Меня охватила удушливая паника. Я попытался игнорировать страх, поскольку знал, что, если поддамся ему, сойду с ума. Вместо этого сосредоточился на спокойном внутреннем голосе, который велел мне не волноваться, дышать и не терять над собой контроль. Это помогло мне сделать несколько вдохов и пару раз сглотнуть. Но пошевелиться я так и не смог.
«Попытайся сориентироваться, — сказал я себе. — Пойми, где находишься».
Я попробовал оглядеться. Я на открытом воздухе, подумал я, где-то на открытом воздухе.

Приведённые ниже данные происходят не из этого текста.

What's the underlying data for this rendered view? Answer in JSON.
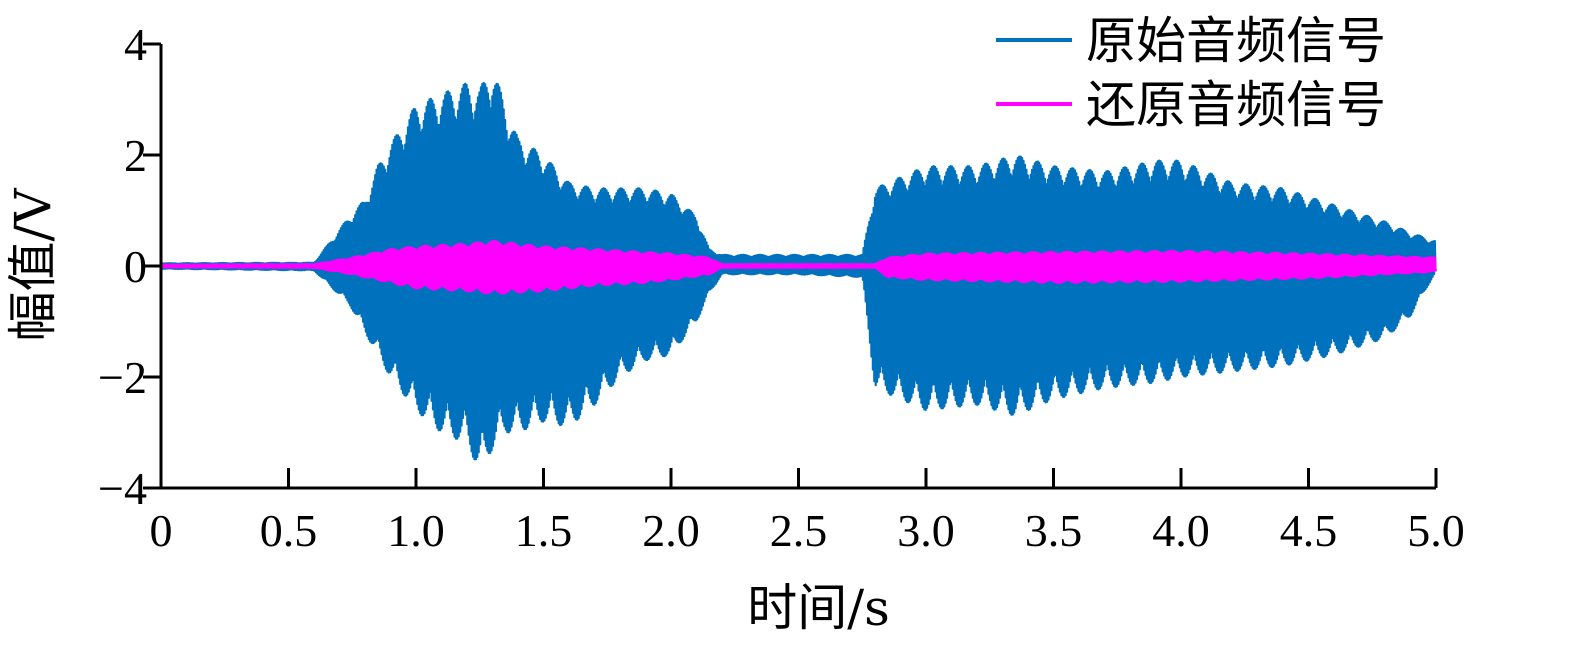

Надо мной простиралось небо, кажущееся еще более бескрайним, чем обычно. Должно быть, наступил рассвет. Солнце медленно поднималось над горизонтом. Мир завис над этой странной пропастью между днем и ночью, где не совсем светло и не совсем темно. Я сморгнул песок с глаз и стал видеть чуть четче. В воздухе висел все тот же ужасный смрад, и я чувствовал, как у меня крутит живот. Хотя я мог глотать, это давалось мне нелегко, поскольку в горле у меня пересохло до боли. Я еще раз попробовал оглядеться, но мог делать это лишь шевеля глазами, поскольку всякий раз, когда я пытался повернуть голову, в шею мне что-то упиралось. Мой взгляд скользнул сперва влево: пустыня, раскинувшаяся на многие мили, кустарник, грязь, песок, камни, вдалеке какие-то холмы, а может, даже горы. Неподалеку все еще горело несколько костров. И тут я понял, что моя линия обзора находится почти на одном уровне с землей. Меня снова охватила паника, и я в отчаянии посмотрел вправо. На самом краю периферийного зрения я увидел церковь. «Ладно, — подумал я, — видимо, я лежу на земле, где-то за церковью».
О Господи Иисусе, я… нет… я не могу двигаться, я…
Они похоронили меня, похоронили в вертикальном положении. Зарыли в землю по шею.
Охваченный ужасом, я принялся биться в своей земляной тюрьме. Она не поддавалась, и я по-прежнему мог шевелить только головой, да и то с ограничениями. Я понимал, что мои попытки выбраться могут лишь еще сильнее вымотать меня и сделать все только хуже. И, тем не менее, я продолжал изнурять себя, пока едва не потерял сознание. В какой-то момент я попробовал звать на помощь, но тщетно. Голос у меня ослаб, а язык не слушался.
Наконец я начал осознавать суровую реальность. Следом подключилась логика. Я был в ловушке. И ничего не мог поделать. Не мог выбраться из этой могилы. Я должен был сохранять спокойствие, как можно меньше двигаться, экономить силы и жидкость, которая еще оставалась в моем организме. Солнце поднималось; скоро оно повиснет высоко в небе и будет нещадно палить. И я окажусь целиком в его власти. Если меня здесь оставят, я буквально сварюсь заживо. Отчаявшийся, напуганный и усталый, я изо всех сил старался сохранять сосредоточенность и боролся со слезами, чтобы не терять драгоценную жидкость. Я прикусил нижнюю губу. Она уже сильно потрескалась, и я чувствовал вкус крови.